Going Naked in the World of Credit
Do you have a credit score? I bet you do. Do you know what you score is? Maybe you do, maybe you don’t. Do you believe that it’s absolutely necessary to have a credit score? Most people do, and they are wrong.
First, let’s take a look at exactly what a credit score is and why we have one. The credit score, also known as the FICO score, was started by the Fair Isaac Company (Thus FICO) to gauge a person’s credit worthiness. Your FICO score is basically a number that tells people how good you are at borrowing money.
Your score is determined using these guidelines:
- 35% is based on your debt history
- 30% is based on your level of debt
- 15% is based on how long you’ve been in debt
- 10% is based on how much new debt you have
- 10% is based on the types of debt you have
Now, what do all these factors have in common? They all say “Hey I’m in debt, baby!” The higher the score you have means that debtors can trust you so that they can give you more debt and they know you’re more likely to pay it back.
But what happens when you have no debt? Well if you’ve been out of debt long enough your credit score can actually go to zero, and that’s a good thing. A zero credit score shows that you have actually achieved something that not many people have, and that something is freedom from the bondage of debt (Read post entitled “Slavery”)
When you’re free from debt you don’t have to worry about making those payments every month that drag you down mentally, physically, and financially. You’re not paying extra for everything you buy in the form of interest and fees. You’re much more free to live life the way YOU want to live it and have less stress because you are no longer a slave to the lender (Read my “Goin’ Commando” post for more on this)
I can hear you saying now, “But Doc, what if I need to buy a house or a car?
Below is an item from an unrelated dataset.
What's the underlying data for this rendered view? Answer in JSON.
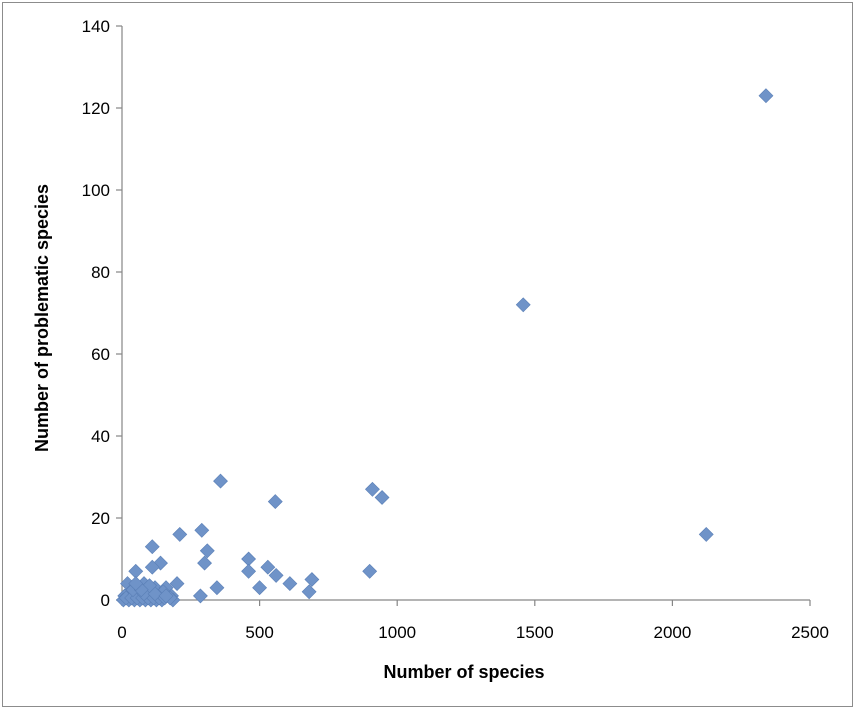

How can I buy those high dollar items if my credit score is at zero?” Well, the car part is easy. If you’ve made the commitment to become debt free, or you already are debt free, saving up for a car is very simple. You simply drive your present car until its paid off, then keep driving it, put the payments in the bank to save for the next one, and in a few short years you buy another car (Read “4 Steps to Getting Rid of Car Payments Forever”)
But what if you want to buy a house? Even If you are debt free except for your mortgage, a house can be expensive. Of course the best way to buy a house is with cash, but I’m not going to vilify anyone for taking out a reasonable mortgage. So this is where manual underwriting comes in. Many people don’t know about this process, and not all lenders provide this option, but it’s what you need in order to get a mortgage when you have a zero credit score because you don’t use consumer credit any more.
Basically manual underwriting is a nonautomated, MANUAL process of figuring out how much the lender thinks they should loan you. Normally the process is automated, they just stick your numbers into the computer and it spits out a number based on what the software says. The manual underwriting process actually has a human being running the show to determine how much to loan to you.
However, there are certain guidelines that you will have to meet in order to have your mortgage manually underwritten:
- You must be able to prove that you are paying 4-6 regular bills in a timely fashion over an 18-24 month time period. These can include rent, phone, cell phone, power, water, etc.
- You should choose a 15 year conventional fixed rate mortgage.
- You must have a strong employment history and predictable personal income history.
- You must be able to put at least 20% down on the home.
- Your previous credit history should have no red flags. Even though you have no credit score, previous history matters.
So yes, you can buy a house with a zero credit score. It’s just a different process. Of course the best way is to pay cash (I know some people that have actually done it), but it usually does take many years of banging away at that mortgage payment to get the house paid off and eventually pay cash for the next one.
Remember, living with a credit score, whether it’s a good score or a bad score, is a choice that you make. Do you really want to be the person that creditors like to see coming? Don’t get me wrong, if you use credit you should be trustworthy in how you use it, so don’t start stiffing your creditors and putting your credit score in the toilet. However, the best thing you can do for yourself and your family is to change your mindset about money and work your plan to pay off all your debts and Celebrate Financial Freedom with the rest of us who have already arrived at that wonderful destination.